Affaire Karachi: le procès en appel du volet financier s'ouvre à Paris
Trois décennies après, le procès en appel du volet financier non-ministériel de l'affaire Karachi s'ouvre lundi: six hommes sont soupçonnés d'avoir joué un rôle dans un système de commissions occultes en marge de contrats d'armement ayant alimenté la campagne présidentielle d'Edouard Balladur en 1995.
Ce procès, qui doit s'ouvrir à 13H30 et durer jusqu'au 20 juin, est une nouvelle étape judiciaire dans cette affaire tentaculaire, qui porte le nom de la ville du Pakistan où s'est produit, le 8 mai 2002, un attentat qui a tué 11 Français qui travaillaient à la construction de sous-marins.
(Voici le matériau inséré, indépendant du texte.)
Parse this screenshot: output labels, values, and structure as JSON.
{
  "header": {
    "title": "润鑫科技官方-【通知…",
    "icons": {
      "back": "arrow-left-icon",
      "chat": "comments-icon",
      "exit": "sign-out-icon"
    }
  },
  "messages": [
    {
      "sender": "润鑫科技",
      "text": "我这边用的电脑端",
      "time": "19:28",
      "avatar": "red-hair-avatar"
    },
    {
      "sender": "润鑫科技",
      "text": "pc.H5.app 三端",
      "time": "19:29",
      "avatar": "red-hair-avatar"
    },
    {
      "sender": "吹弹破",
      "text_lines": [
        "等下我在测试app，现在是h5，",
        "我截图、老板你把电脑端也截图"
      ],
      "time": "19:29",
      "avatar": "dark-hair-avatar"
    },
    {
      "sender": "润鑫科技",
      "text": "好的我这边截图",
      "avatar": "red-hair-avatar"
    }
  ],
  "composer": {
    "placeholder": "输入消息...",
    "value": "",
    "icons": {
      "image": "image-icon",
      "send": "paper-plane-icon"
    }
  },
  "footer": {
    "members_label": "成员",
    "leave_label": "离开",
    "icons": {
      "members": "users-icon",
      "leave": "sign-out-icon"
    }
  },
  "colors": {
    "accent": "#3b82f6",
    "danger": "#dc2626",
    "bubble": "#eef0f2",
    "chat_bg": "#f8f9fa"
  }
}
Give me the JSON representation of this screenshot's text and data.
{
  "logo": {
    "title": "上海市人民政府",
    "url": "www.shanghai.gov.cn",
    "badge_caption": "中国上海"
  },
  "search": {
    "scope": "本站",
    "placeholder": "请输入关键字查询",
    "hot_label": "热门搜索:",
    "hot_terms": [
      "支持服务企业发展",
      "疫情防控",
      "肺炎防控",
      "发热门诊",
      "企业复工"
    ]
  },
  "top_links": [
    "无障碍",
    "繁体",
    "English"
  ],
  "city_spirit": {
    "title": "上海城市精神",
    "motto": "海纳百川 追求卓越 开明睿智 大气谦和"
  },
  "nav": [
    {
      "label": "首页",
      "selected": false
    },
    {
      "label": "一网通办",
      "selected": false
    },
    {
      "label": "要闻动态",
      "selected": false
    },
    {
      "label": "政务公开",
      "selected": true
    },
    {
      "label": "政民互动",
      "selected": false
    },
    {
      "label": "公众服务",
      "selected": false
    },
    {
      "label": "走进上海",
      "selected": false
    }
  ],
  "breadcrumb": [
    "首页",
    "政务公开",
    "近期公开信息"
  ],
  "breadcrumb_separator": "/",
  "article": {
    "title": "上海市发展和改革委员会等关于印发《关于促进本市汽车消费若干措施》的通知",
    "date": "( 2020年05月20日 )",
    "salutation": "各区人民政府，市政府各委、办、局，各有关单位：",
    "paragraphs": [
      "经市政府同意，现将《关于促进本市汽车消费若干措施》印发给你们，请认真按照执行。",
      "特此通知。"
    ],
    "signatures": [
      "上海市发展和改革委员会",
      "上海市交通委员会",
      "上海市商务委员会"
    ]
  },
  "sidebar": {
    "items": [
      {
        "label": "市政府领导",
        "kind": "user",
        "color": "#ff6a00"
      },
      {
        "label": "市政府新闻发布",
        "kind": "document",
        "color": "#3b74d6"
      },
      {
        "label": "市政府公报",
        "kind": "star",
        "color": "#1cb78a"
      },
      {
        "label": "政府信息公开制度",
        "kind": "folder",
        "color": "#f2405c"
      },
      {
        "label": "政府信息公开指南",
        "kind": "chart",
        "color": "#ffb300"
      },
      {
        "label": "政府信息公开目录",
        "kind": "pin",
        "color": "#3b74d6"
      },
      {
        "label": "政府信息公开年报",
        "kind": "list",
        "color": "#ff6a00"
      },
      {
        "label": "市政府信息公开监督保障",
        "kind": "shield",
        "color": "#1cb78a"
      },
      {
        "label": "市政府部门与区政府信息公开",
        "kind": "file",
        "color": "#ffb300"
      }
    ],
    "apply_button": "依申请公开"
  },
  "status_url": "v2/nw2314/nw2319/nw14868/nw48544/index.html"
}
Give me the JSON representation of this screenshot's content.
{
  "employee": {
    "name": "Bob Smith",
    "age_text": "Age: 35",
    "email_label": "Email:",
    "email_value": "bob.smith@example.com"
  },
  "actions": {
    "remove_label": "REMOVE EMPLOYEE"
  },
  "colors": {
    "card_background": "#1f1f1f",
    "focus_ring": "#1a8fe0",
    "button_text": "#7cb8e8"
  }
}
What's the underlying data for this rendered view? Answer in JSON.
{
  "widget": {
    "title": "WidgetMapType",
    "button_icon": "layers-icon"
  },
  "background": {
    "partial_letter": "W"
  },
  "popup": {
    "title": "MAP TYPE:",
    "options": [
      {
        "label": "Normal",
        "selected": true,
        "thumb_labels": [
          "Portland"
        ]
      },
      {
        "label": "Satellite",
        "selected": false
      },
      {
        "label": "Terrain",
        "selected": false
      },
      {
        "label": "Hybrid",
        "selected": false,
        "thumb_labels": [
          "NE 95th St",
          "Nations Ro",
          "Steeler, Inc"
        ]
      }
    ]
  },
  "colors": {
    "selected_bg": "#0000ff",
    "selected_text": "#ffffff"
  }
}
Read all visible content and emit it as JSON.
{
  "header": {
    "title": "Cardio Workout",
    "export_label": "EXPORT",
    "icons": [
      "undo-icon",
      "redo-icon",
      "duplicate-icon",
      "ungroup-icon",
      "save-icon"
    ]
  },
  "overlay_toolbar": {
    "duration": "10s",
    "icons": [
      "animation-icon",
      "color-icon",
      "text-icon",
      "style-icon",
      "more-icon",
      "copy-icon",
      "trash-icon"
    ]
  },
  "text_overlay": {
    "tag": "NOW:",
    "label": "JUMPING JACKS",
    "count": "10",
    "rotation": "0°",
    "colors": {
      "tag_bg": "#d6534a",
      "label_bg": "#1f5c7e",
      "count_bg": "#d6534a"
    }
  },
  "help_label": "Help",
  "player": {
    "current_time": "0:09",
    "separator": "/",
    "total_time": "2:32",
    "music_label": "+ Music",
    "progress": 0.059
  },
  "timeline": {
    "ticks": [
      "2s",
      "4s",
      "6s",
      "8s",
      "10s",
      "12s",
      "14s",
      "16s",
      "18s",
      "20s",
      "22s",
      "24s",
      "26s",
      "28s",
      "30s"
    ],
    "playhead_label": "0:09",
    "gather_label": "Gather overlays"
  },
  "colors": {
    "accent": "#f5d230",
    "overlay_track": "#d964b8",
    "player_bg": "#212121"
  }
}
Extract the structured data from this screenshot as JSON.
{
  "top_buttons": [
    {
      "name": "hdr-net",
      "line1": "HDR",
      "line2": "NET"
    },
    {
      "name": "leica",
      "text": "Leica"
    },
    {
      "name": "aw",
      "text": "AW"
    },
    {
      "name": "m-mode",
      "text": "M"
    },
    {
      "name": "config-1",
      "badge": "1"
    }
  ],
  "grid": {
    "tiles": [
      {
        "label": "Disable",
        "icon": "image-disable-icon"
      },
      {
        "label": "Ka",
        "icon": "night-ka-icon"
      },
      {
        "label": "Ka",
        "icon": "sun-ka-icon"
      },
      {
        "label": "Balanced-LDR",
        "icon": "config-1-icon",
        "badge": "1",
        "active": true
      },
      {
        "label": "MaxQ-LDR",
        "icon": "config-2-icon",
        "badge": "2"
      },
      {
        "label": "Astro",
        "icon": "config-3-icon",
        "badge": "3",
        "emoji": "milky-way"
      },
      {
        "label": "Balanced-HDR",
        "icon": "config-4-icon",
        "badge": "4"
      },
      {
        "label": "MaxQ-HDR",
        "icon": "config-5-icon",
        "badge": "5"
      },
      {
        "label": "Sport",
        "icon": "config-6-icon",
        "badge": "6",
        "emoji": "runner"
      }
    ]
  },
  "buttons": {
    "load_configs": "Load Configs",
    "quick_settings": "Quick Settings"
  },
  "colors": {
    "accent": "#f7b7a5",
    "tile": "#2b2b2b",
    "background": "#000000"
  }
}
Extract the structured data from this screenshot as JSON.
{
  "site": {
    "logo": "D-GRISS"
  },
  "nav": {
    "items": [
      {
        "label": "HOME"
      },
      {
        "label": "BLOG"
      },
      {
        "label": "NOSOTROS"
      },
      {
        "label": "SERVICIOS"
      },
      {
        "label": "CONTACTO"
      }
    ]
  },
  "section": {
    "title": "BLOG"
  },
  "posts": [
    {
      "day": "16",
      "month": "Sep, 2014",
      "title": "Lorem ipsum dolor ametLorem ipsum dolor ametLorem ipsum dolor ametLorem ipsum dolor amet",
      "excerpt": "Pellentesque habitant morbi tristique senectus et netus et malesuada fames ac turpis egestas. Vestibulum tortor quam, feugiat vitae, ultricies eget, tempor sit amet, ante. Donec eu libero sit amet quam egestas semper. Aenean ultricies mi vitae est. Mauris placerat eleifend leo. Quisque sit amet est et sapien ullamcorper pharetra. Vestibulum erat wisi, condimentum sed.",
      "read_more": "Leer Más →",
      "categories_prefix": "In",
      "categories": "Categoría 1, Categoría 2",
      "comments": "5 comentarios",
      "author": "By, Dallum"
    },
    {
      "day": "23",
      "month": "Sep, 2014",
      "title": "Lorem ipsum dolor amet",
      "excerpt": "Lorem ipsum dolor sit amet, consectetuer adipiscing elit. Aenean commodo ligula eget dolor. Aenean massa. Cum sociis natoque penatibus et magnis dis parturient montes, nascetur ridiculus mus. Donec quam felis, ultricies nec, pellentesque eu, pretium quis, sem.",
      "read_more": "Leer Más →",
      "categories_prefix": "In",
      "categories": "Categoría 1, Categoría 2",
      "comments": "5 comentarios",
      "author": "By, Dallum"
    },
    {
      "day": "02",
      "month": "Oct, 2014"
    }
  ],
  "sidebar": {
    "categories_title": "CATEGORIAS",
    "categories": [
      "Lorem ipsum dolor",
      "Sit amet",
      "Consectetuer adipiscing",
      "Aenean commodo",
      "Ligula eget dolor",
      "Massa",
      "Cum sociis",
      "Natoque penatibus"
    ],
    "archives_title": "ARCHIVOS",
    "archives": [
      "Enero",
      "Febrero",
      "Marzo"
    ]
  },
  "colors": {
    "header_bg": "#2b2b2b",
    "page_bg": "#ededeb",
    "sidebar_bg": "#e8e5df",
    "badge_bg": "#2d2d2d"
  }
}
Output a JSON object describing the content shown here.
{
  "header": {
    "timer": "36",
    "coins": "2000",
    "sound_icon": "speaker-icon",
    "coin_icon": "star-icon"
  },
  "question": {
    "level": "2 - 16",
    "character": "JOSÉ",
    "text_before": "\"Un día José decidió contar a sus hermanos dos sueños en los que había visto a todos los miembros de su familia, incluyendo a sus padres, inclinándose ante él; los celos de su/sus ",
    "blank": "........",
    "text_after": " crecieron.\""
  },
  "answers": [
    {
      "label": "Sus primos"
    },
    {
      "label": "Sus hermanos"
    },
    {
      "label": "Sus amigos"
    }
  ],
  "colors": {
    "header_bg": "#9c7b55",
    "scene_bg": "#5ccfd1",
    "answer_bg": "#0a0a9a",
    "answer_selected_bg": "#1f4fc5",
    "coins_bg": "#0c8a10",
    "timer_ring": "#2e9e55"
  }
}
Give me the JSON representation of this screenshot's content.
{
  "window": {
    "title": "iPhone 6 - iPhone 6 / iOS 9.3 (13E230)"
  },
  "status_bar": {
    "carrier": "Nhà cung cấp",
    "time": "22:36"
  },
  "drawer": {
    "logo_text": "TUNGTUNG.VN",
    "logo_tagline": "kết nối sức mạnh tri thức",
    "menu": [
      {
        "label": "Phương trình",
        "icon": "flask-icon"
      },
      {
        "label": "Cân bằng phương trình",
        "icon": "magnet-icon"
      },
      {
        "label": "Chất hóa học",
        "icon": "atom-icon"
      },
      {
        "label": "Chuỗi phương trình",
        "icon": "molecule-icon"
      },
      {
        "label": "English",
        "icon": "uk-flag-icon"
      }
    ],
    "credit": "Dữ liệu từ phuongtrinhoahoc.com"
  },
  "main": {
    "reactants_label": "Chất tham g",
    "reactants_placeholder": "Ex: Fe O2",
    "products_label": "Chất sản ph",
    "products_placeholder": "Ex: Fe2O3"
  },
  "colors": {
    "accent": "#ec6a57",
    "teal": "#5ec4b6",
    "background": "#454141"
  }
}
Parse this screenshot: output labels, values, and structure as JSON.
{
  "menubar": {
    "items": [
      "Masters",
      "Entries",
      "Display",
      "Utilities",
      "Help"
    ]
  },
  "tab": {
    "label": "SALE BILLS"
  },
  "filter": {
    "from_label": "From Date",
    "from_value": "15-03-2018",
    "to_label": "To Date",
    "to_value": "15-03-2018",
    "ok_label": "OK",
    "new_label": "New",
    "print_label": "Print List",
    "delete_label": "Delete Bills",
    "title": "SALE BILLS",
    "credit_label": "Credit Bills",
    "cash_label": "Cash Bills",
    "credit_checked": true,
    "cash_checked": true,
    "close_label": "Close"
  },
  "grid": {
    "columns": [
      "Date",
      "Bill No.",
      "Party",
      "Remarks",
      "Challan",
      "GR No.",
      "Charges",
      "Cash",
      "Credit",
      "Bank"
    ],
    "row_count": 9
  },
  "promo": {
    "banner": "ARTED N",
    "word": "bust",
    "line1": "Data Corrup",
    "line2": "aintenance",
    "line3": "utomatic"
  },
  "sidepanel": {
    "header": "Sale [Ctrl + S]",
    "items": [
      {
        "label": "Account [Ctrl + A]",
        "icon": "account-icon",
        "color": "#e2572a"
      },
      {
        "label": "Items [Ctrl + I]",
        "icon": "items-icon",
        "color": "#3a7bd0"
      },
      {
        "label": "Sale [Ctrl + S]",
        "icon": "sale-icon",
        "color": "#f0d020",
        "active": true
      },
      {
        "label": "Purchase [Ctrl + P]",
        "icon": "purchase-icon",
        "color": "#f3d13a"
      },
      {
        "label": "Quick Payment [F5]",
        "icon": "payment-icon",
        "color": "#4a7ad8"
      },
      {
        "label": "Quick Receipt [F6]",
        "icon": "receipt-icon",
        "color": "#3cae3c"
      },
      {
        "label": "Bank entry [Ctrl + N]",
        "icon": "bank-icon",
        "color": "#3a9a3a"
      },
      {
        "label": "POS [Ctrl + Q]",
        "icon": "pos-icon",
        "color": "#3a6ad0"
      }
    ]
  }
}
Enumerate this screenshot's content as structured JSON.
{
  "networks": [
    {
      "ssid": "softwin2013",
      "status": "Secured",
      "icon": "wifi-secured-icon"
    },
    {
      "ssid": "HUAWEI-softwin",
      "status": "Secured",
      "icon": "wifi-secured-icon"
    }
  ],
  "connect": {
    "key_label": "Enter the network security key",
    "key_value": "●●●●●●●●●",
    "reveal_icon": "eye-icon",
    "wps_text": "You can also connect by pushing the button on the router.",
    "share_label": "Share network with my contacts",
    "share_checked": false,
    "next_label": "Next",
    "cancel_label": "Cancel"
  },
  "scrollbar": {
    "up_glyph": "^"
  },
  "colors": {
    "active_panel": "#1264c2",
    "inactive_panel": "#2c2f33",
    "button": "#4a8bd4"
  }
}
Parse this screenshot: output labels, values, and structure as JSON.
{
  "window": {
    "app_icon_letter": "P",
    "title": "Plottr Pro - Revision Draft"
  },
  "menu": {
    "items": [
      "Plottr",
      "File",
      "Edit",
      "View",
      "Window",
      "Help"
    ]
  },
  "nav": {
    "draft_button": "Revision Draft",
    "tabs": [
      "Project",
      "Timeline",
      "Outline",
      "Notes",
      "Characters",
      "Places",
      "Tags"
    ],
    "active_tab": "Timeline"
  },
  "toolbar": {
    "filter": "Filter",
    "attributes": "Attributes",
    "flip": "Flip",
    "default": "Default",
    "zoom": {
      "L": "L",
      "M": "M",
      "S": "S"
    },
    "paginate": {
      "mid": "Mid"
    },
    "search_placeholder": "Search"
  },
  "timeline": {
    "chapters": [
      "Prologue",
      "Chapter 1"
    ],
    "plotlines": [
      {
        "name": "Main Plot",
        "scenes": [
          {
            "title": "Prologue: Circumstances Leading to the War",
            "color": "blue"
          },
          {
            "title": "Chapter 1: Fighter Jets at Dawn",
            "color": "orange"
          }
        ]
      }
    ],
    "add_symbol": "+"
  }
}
Il se tient quatre ans après la condamnation, le 15 juin 2020, des six prévenus (un industriel, deux intermédiaires et trois hommes politiques) à des peines de deux à cinq ans de prison ferme, dont ils ont tous fait appel.
Les deux premières demi-journées d'audience, lundi et mardi, seront consacrées à des débats de procédure.
Au coeur du dossier, des commissions colossales, alors légales, versées lors de ventes de frégates et de sous-marins en 1994 à l'Arabie saoudite et au Pakistan.
Pour l'accusation, le réseau d'intermédiaires "réseau K" (pour King en référence au roi d'Arabie) a été imposé par le pouvoir politique alors qu'il était "inutile".
Ce qui a entraîné le versement de commissions "exorbitantes" au détriment de deux entités détenues par l'Etat, la branche internationale de la Direction des constructions navales (DCNI) et la Sofresa.
- Corruption internationale -
Selon le ministère public, une partie de ces pots-de-vins sont ensuite revenus en France sous forme de rétrocommissions illégales, notamment pour financer la campagne présidentielle perdue du Premier ministre Edouard Balladur.
En cause en particulier: un dépôt suspect de 10,25 millions de francs en liquide le 26 avril 1995 sur le compte de campagne du candidat.
Cette version est vigoureusement contestée par les prévenus, poursuivis pour abus de biens sociaux, complicité ou recel.
Sont rejugés l'ancien patron de la DCNI, Dominique Castellan (87 ans) et les intermédiaires Ziad Takieddine (73 ans) et Abdul Rahman Al Assir (74 ans), tous deux visés par un mandat d'arrêt.
Les autres prévenus sont l'ex-chef de campagne de d'Edouard Balladur Nicolas Bazire (66 ans), le collaborateur du ministre de la Défense de l'époque François Léotard, Renaud Donnedieu de Vabres (70 ans), et Thierry Gaubert (73 ans), alors au cabinet du ministre du Budget Nicolas Sarkozy et impliqué dans la campagne.
M. Donnedieu de Vabres "n'a jamais participé à des opérations illicites, et la cour peut encore restituer la vérité des faits", a déclaré son avocat Antoine Vey.
Dans le volet ministériel, Edouard Balladur et François Léotard ont ensuite comparu devant la Cour de justice de la République (CJR), seule habilitée à juger des membres du gouvernement pour des infractions commises dans l'exercice de leurs fonctions.
- Balladur relaxé, Léotard condamné -
Le 4 mars 2021, l'ex-locataire de Matignon a été relaxé, la CJR estimant que l'existence "d'instructions" de sa part n'était pas prouvée. M. Léotard, depuis décédé, a été condamné à deux ans d'emprisonnement avec sursis.
Ziad Takieddine a fui la France la veille de sa condamnation en première instance dans ce dossier.
Il ne sera pas présent lundi, selon sa défense.
"C'est hallucinant, on juge des faits trente ans après qu'ils aient eu lieu, on ne comprend pas cet acharnement", a déclaré à l'AFP son avocate Elise Arfi.
Le versatile Franco-Libanais est aussi au cœur de l'affaire des soupçons de financement libyen de la campagne 2007 de Nicolas Sarkozy, dont le procès aura lieu début 2025.
Les soupçons de financement occulte de la campagne Balladur ont émergé à la fin des années 2000, au fil de l'enquête sur l'attentat de Karachi, qui a fait 15 morts dont 11 Français et de nombreux blessés.
La procédure découle en particulier d'une plainte de familles de victimes.
Toujours en cours, l'information judiciaire sur cette attaque a au départ privilégié la piste d'Al-Qaïda, puis exploré celle (non confirmée à ce jour) de représailles pakistanaises à la décision de Jacques Chirac, tombeur d'Edouard Balladur à la présidentielle de 1995, d'arrêter le versement de commissions qui auraient servi à financer son adversaire.